Appliquons les mêmes principes aux deux notes du livre de Port-Royal dont nous avons parlé en commençant. On lit dans la note 1 (tome 1er, livre II, page 502) « que les actes de l’information n’ont rien, après tout, de si aggravant contre M. de Saint-Cyran. Ce sont la plupart du temps des propos absolus ou mal compris, des mots couverts et prudents (propter metum Judœorum) méchamment ou bêtement interprétés ! »

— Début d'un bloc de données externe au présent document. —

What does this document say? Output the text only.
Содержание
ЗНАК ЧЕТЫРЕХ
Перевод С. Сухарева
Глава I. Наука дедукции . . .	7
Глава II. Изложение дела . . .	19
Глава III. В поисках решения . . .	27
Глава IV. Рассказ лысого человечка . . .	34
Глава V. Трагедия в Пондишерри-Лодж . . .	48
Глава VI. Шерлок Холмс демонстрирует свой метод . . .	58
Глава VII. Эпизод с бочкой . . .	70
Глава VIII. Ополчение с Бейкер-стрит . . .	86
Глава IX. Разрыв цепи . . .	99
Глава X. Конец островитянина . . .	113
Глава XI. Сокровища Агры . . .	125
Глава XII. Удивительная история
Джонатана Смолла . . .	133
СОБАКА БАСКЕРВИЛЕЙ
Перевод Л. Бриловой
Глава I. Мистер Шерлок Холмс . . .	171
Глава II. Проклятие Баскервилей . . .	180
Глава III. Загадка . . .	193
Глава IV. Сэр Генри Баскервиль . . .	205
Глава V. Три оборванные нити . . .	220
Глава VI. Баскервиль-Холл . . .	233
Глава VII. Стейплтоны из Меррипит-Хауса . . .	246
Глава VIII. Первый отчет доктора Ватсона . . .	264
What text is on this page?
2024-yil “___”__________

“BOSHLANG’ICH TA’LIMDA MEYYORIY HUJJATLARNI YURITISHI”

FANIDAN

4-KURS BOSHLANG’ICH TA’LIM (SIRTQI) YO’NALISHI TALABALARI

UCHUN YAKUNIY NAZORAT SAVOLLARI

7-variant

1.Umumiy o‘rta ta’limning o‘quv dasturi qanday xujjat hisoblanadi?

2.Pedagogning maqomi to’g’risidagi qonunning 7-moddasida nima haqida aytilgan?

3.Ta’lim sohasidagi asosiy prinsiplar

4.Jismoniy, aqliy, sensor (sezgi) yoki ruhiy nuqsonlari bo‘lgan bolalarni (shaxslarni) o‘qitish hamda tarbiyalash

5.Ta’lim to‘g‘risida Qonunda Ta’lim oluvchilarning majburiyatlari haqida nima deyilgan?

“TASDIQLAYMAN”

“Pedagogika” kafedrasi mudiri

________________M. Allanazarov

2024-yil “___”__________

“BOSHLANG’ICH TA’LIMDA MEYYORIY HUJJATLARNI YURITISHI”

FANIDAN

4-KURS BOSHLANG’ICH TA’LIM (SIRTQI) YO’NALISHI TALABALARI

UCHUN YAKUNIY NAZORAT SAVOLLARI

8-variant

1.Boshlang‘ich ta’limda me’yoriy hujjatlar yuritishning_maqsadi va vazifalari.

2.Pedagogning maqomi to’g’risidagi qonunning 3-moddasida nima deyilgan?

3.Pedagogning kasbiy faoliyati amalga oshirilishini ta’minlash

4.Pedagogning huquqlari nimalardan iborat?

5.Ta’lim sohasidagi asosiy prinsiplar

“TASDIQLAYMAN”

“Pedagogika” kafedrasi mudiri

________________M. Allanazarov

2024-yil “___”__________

Méchamment interprétés nous semble injuste. Si méchamment tombe sur l’intention de ceux qui interprètent, c’est un jugement téméraire, gratuit et sans preuve ; et de quel droit va-t-on fouiller dans la conscience et juger des intentions ? Si méchamment regarde le sens mauvais qu’on découvre ou qu’on croit découvrit dans les paroles ambiguës ou entortillées d’un auteur, cette expression manque encore de justesse ; on n’est pas méchant quand on use de son droit, et qu’on cherche à démasquer des doctrines suspectes et dangereuses. Bêtement interprétés ! pas si bêtement,

  1. La Grâce surnaturelle, c’est-à-dire la Grâce sanctifiante, n’est pas, à proprement parler, la même chose que la charité ; mais, comme on ne peut avoir l’une sans l’autre, il semble permis de les confondre en quelques rencontres.